We will handle this partially via tree re-writes, partially by updating the operator precedence
parser to return the operators themselves rather than a sanitized name. The tree-rewrite then
is just a simple change from [:some-oper, arg1, arg2]
to [:callm, arg1, :some-oper, arg2]
.
The first step is to clean up a number of the tests, which I won't include here as they're fairly trivial
replacements of :add
with :+
etc. You can find it in 93d98a8
Secondly, lets update operators.rb
accordingly. E.g.:
"+" => Oper.new( 10, :+, :infix),
See 07cab35 for the full details of this change.

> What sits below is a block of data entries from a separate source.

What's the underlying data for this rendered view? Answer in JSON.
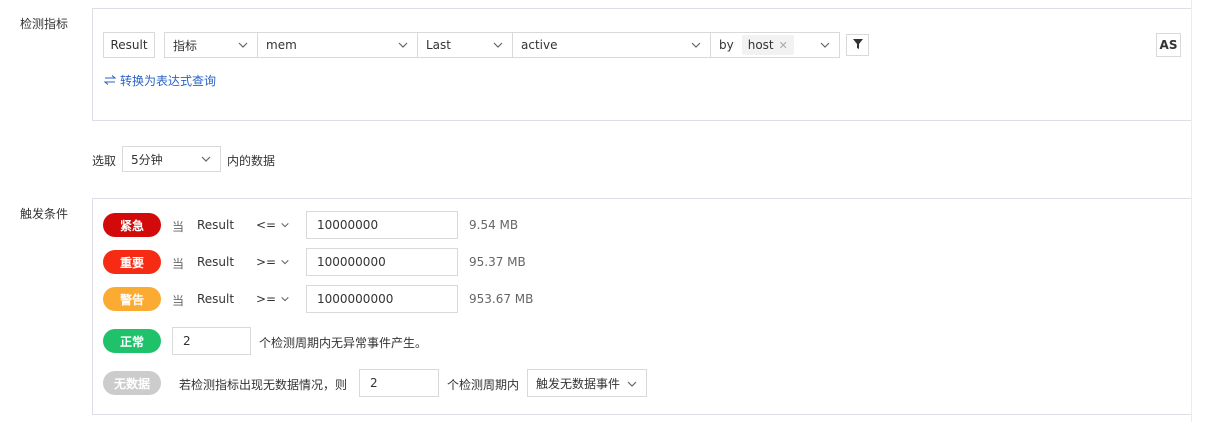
{
  "metric_section": {
    "label": "检测指标",
    "result_btn": "Result",
    "type_select": "指标",
    "metric_select": "mem",
    "agg_select": "Last",
    "field_select": "active",
    "by_label": "by",
    "group_tag": "host",
    "as_btn": "AS",
    "convert_link": "转换为表达式查询",
    "filter_icon": "filter-icon"
  },
  "window": {
    "prefix": "选取",
    "value": "5分钟",
    "suffix": "内的数据"
  },
  "trigger_section": {
    "label": "触发条件",
    "rules": [
      {
        "level": "紧急",
        "color": "#d20a0a",
        "when": "当",
        "target": "Result",
        "op": "<=",
        "value": "10000000",
        "hint": "9.54 MB"
      },
      {
        "level": "重要",
        "color": "#f52b13",
        "when": "当",
        "target": "Result",
        "op": ">=",
        "value": "100000000",
        "hint": "95.37 MB"
      },
      {
        "level": "警告",
        "color": "#fbab32",
        "when": "当",
        "target": "Result",
        "op": ">=",
        "value": "1000000000",
        "hint": "953.67 MB"
      }
    ],
    "normal": {
      "level": "正常",
      "color": "#1fc16b",
      "value": "2",
      "text": "个检测周期内无异常事件产生。"
    },
    "nodata": {
      "level": "无数据",
      "color": "#cccccc",
      "prefix": "若检测指标出现无数据情况，则",
      "value": "2",
      "middle": "个检测周期内",
      "action": "触发无数据事件"
    }
  }
}
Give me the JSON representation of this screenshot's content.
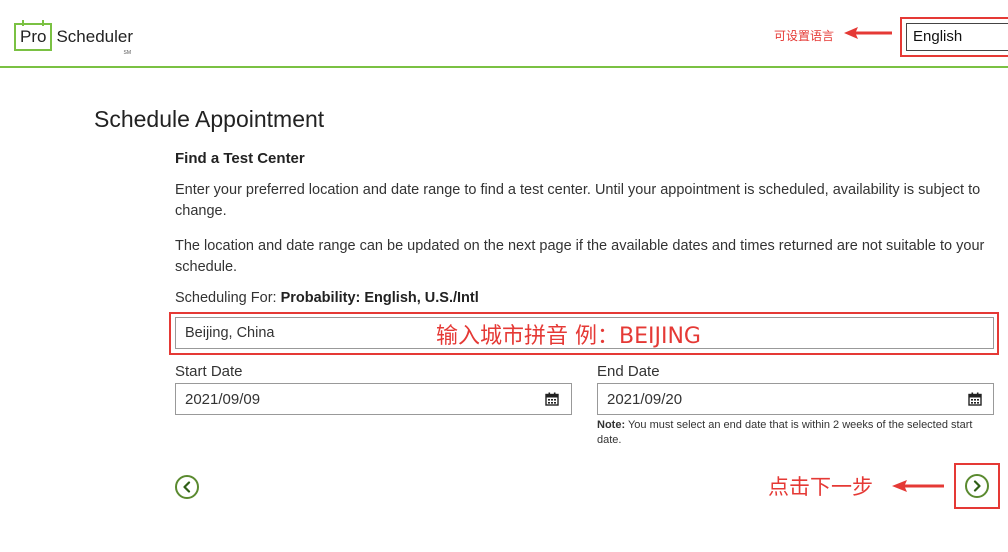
{
  "header": {
    "logo_pro": "Pro",
    "logo_scheduler": "Scheduler",
    "logo_sm": "SM",
    "language_hint": "可设置语言",
    "language_select": "English"
  },
  "main": {
    "title": "Schedule Appointment",
    "section_title": "Find a Test Center",
    "paragraph1": "Enter your preferred location and date range to find a test center. Until your appointment is scheduled, availability is subject to change.",
    "paragraph2": "The location and date range can be updated on the next page if the available dates and times returned are not suitable to your schedule.",
    "scheduling_for_label": "Scheduling For: ",
    "scheduling_for_value": "Probability: English, U.S./Intl",
    "location_value": "Beijing, China",
    "location_hint": "输入城市拼音  例：BEIJING",
    "start_date_label": "Start Date",
    "start_date_value": "2021/09/09",
    "end_date_label": "End Date",
    "end_date_value": "2021/09/20",
    "note_label": "Note:",
    "note_text": " You must select an end date that is within 2 weeks of the selected start date.",
    "next_hint": "点击下一步"
  },
  "colors": {
    "brand_green": "#7ac143",
    "nav_green": "#5a8a2f",
    "annotation_red": "#e53935"
  },
  "icons": [
    "calendar-icon",
    "chevron-left-icon",
    "chevron-right-icon",
    "arrow-left-icon"
  ]
}
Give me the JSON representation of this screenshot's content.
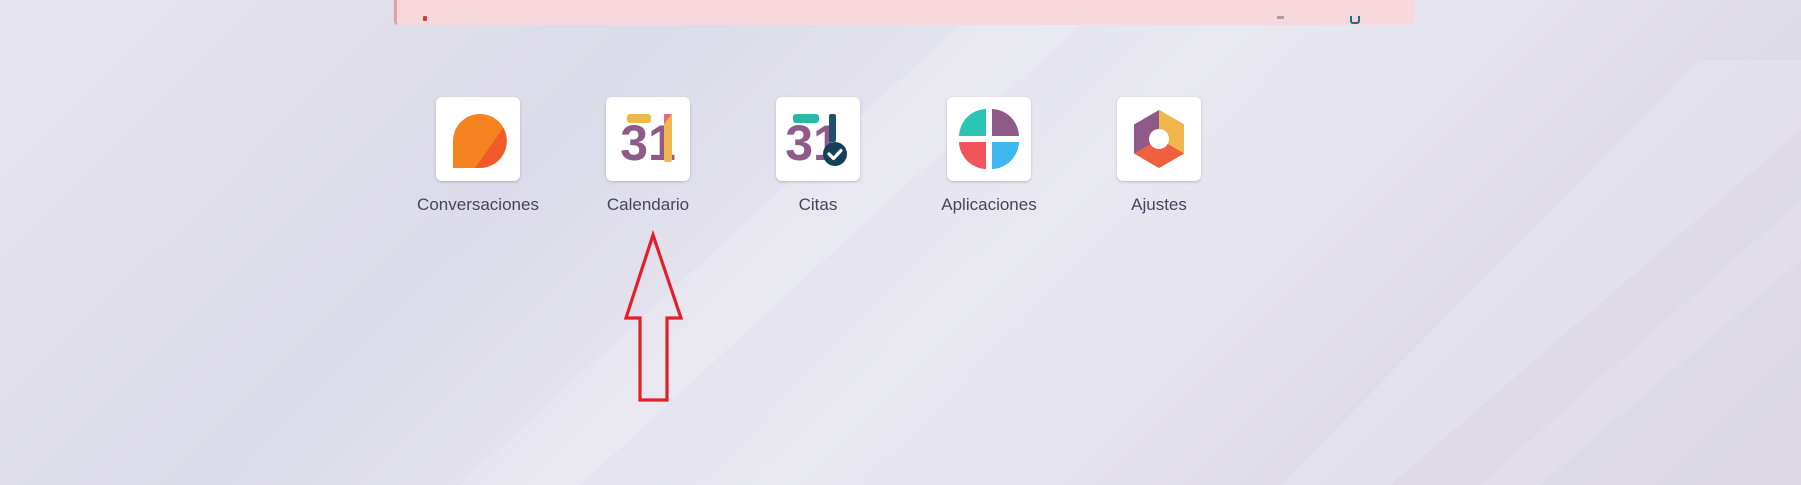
{
  "apps": [
    {
      "label": "Conversaciones",
      "icon": "chat-bubble-icon"
    },
    {
      "label": "Calendario",
      "icon": "calendar-31-icon"
    },
    {
      "label": "Citas",
      "icon": "appointments-31-check-icon"
    },
    {
      "label": "Aplicaciones",
      "icon": "apps-quadrants-icon"
    },
    {
      "label": "Ajustes",
      "icon": "settings-hexagon-icon"
    }
  ],
  "icons": {
    "conversaciones": {
      "digits": ""
    },
    "calendario": {
      "digits": "31"
    },
    "citas": {
      "digits": "31"
    }
  },
  "colors": {
    "annotation_arrow": "#e0202a",
    "alert_background": "#f7d9dd",
    "label_text": "#4a4458"
  }
}
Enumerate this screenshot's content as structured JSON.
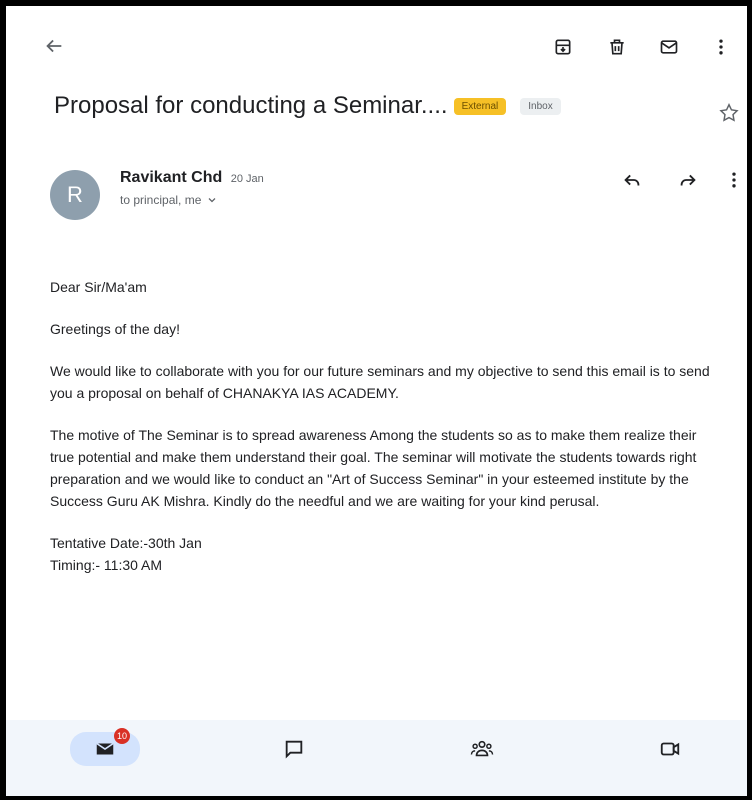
{
  "email": {
    "subject": "Proposal for conducting a Seminar....",
    "labels": {
      "external": "External",
      "inbox": "Inbox"
    },
    "sender": {
      "avatar_letter": "R",
      "name": "Ravikant Chd",
      "date": "20 Jan"
    },
    "recipients": "to principal, me",
    "body": {
      "greeting": "Dear Sir/Ma'am",
      "line1": "Greetings of the day!",
      "para1": "We would like to collaborate with you for our future seminars and my objective to send this email is to send you a proposal on behalf of CHANAKYA IAS ACADEMY.",
      "para2": "The motive of The Seminar is to spread awareness Among the students so as to make them realize their true potential and make them understand their goal. The seminar will motivate the students towards right preparation and we would like to conduct an \"Art of Success Seminar\" in your esteemed institute by the Success Guru AK Mishra. Kindly do the needful and we are waiting for your kind perusal.",
      "date_line": "Tentative Date:-30th Jan",
      "timing_line": "Timing:- 11:30 AM"
    }
  },
  "bottom_nav": {
    "mail_badge": "10"
  },
  "icons": {
    "back": "arrow-left",
    "archive": "archive-box",
    "delete": "trash-can",
    "mark_unread": "envelope",
    "more": "vertical-dots",
    "star": "star-outline",
    "reply": "reply-arrow",
    "forward": "forward-arrow",
    "expand": "chevron-down",
    "mail": "mail",
    "chat": "chat-bubble",
    "spaces": "people-group",
    "meet": "video-camera"
  },
  "colors": {
    "external_chip": "#f6c026",
    "inbox_chip": "#eceff1",
    "avatar": "#8e9fad",
    "badge": "#d93025",
    "nav_bg": "#f2f6fb",
    "nav_active": "#d3e3fd"
  }
}
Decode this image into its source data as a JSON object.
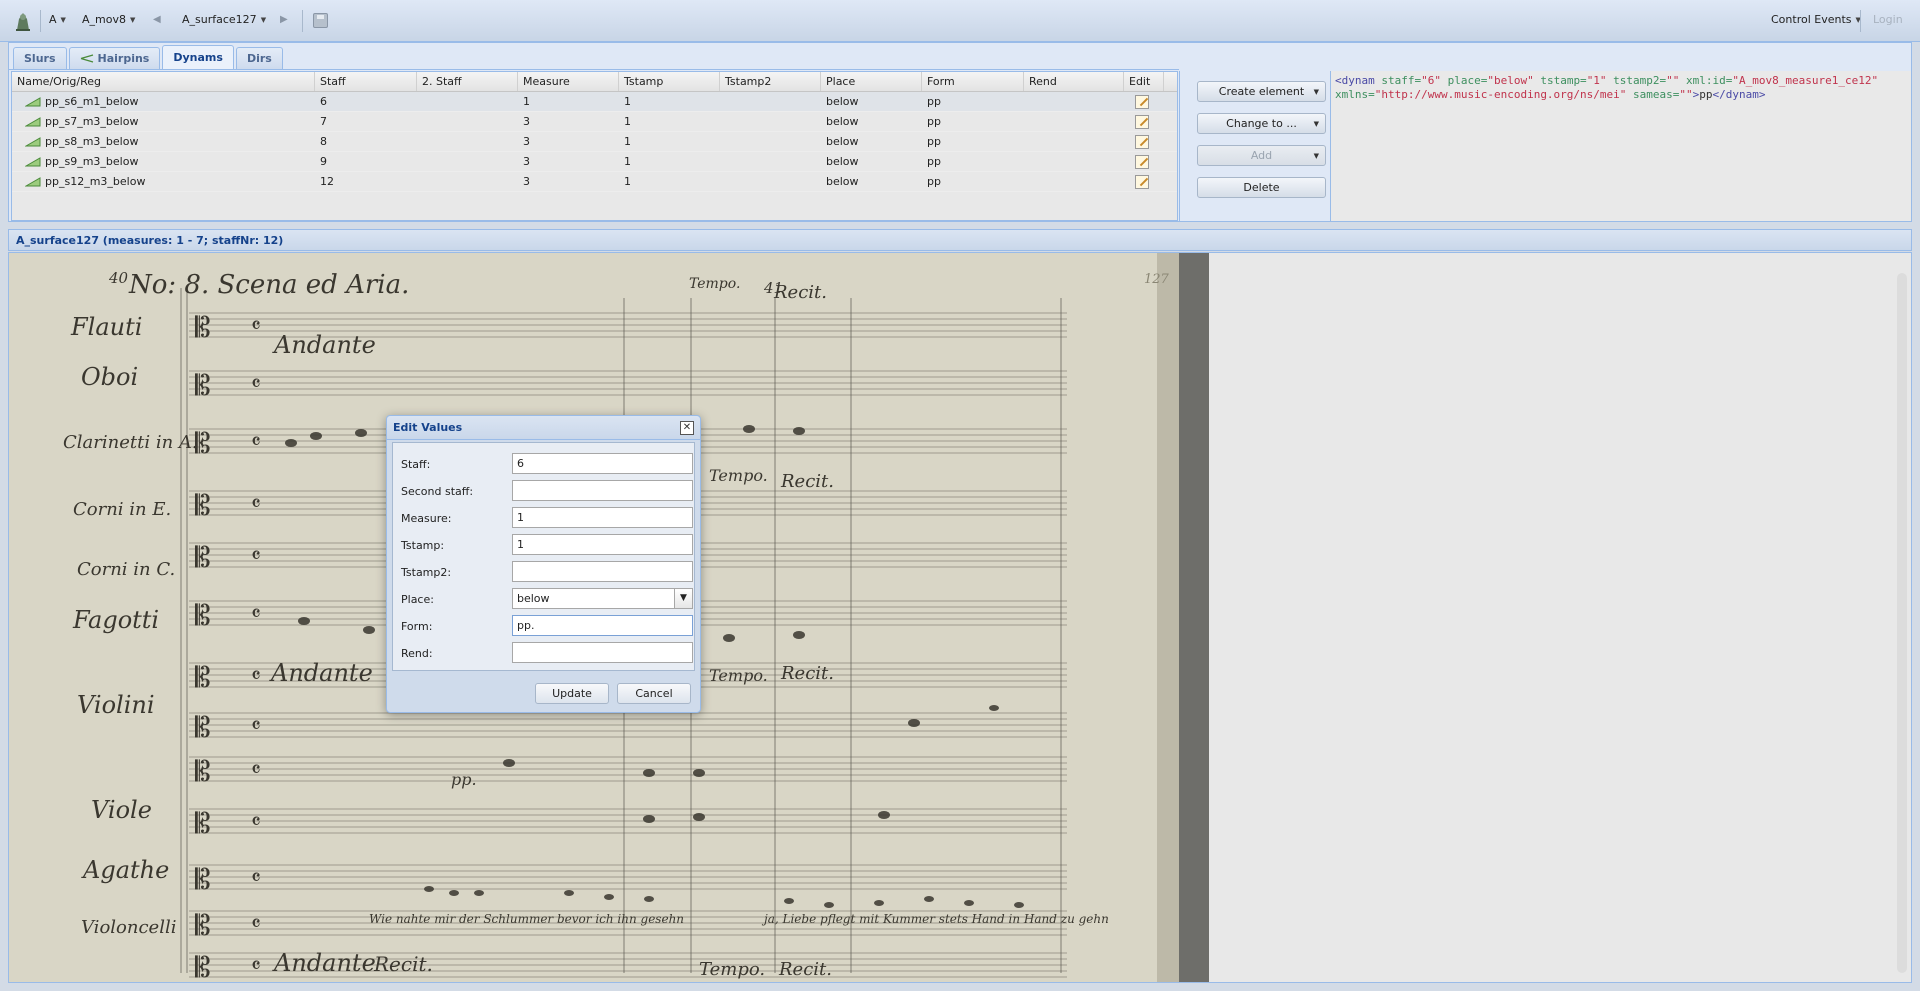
{
  "toolbar": {
    "source": "A",
    "movement": "A_mov8",
    "surface": "A_surface127",
    "control_events": "Control Events",
    "login": "Login"
  },
  "tabs": [
    {
      "label": "Slurs"
    },
    {
      "label": "Hairpins"
    },
    {
      "label": "Dynams"
    },
    {
      "label": "Dirs"
    }
  ],
  "grid": {
    "columns": [
      "Name/Orig/Reg",
      "Staff",
      "2. Staff",
      "Measure",
      "Tstamp",
      "Tstamp2",
      "Place",
      "Form",
      "Rend",
      "Edit"
    ],
    "rows": [
      {
        "name": "pp_s6_m1_below",
        "staff": "6",
        "staff2": "",
        "measure": "1",
        "tstamp": "1",
        "tstamp2": "",
        "place": "below",
        "form": "pp",
        "rend": ""
      },
      {
        "name": "pp_s7_m3_below",
        "staff": "7",
        "staff2": "",
        "measure": "3",
        "tstamp": "1",
        "tstamp2": "",
        "place": "below",
        "form": "pp",
        "rend": ""
      },
      {
        "name": "pp_s8_m3_below",
        "staff": "8",
        "staff2": "",
        "measure": "3",
        "tstamp": "1",
        "tstamp2": "",
        "place": "below",
        "form": "pp",
        "rend": ""
      },
      {
        "name": "pp_s9_m3_below",
        "staff": "9",
        "staff2": "",
        "measure": "3",
        "tstamp": "1",
        "tstamp2": "",
        "place": "below",
        "form": "pp",
        "rend": ""
      },
      {
        "name": "pp_s12_m3_below",
        "staff": "12",
        "staff2": "",
        "measure": "3",
        "tstamp": "1",
        "tstamp2": "",
        "place": "below",
        "form": "pp",
        "rend": ""
      }
    ]
  },
  "actions": {
    "create": "Create element",
    "change": "Change to ...",
    "add": "Add",
    "delete": "Delete"
  },
  "xml": {
    "open": "<dynam",
    "a_staff": " staff=",
    "v_staff": "\"6\"",
    "a_place": " place=",
    "v_place": "\"below\"",
    "a_tstamp": " tstamp=",
    "v_tstamp": "\"1\"",
    "a_tstamp2": " tstamp2=",
    "v_tstamp2": "\"\"",
    "a_id": " xml:id=",
    "v_id": "\"A_mov8_measure1_ce12\"",
    "a_xmlns": "xmlns=",
    "v_xmlns": "\"http://www.music-encoding.org/ns/mei\"",
    "a_sameas": " sameas=",
    "v_sameas": "\"\"",
    "close_open": ">",
    "text": "pp",
    "close": "</dynam>"
  },
  "lower_title": "A_surface127 (measures: 1 - 7; staffNr: 12)",
  "dialog": {
    "title": "Edit Values",
    "fields": [
      {
        "label": "Staff:",
        "value": "6"
      },
      {
        "label": "Second staff:",
        "value": ""
      },
      {
        "label": "Measure:",
        "value": "1"
      },
      {
        "label": "Tstamp:",
        "value": "1"
      },
      {
        "label": "Tstamp2:",
        "value": ""
      },
      {
        "label": "Place:",
        "value": "below"
      },
      {
        "label": "Form:",
        "value": "pp."
      },
      {
        "label": "Rend:",
        "value": ""
      }
    ],
    "update": "Update",
    "cancel": "Cancel"
  },
  "score": {
    "title": "No: 8. Scena ed Aria.",
    "page_number_left": "40",
    "page_number_mid": "41",
    "page_number_right": "127",
    "instruments": [
      "Flauti",
      "Oboi",
      "Clarinetti in A.",
      "Corni in E.",
      "Corni in C.",
      "Fagotti",
      "Violini",
      "Viole",
      "Agathe",
      "Violoncelli"
    ],
    "tempo_andante": "Andante",
    "tempo_recit": "Recit.",
    "tempo_tempo": "Tempo.",
    "dynamic_pp": "pp.",
    "lyrics_1": "Wie nahte mir der Schlummer bevor ich ihn gesehn",
    "lyrics_2": "ja, Liebe pflegt mit Kummer stets Hand in Hand zu gehn"
  },
  "colors": {
    "accent": "#15428b",
    "panel_bg": "#dfe8f6",
    "border": "#99bbe8",
    "paper": "#d9d6c6"
  }
}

We then change our test case in features/transform.feature
to account for this and the planned tree rewrite:
- | expr | tree | notes |
- | "1 + 2" | [:do,[:add, [:sexp,[:call, :__get_fixnum, 1]], [:sexp,[:call, :__get_fixnum, 2]]]] | |
+ | expr | tree | notes |
+ | "1 + 2" | [:do,[:callm, [:sexp,[:call, :__get_fixnum, 1]], :+ , [:sexp,[:call, :__get_fixnum, 2]]]] | |
This change will now fail, so lets sort out that tree rewrite (in 1c198e4):
+ # Rewrite operators that should be treated as method calls
+ # so that e.g. (+ 1 2) is turned into (callm 1 + 2)
+ #
+ def rewrite_operators(exp)
+ exp.depth_first do |e|
+ next :skip if e[0] == :sexp
+
+ if OPER_METHOD.member?(e[0].to_s)
+ e[3] = e[2]
+ e[2] = e[0]
+ e[0] = :callm
+ end
+ end
+ end
We here check whether the first element in the expression is one of the operator methods. We
then move the second operand to its new position, then the operator, we don't need to do anything
with the first operator, and then last we set the first element to :callm
. It might be slightly
cleaner-looking to pull the values out into temporary variables an overwrite the whole thing, but
we're only "juggling" three values here... (though do be aware of the order of assignments)
This is where we leave it for this time. We can now parse and transform the source so that we remove the syntactic sugar added for operators. The next part will wrap up the operator handling by showing the code we put in place to actually implement a couple of the operators.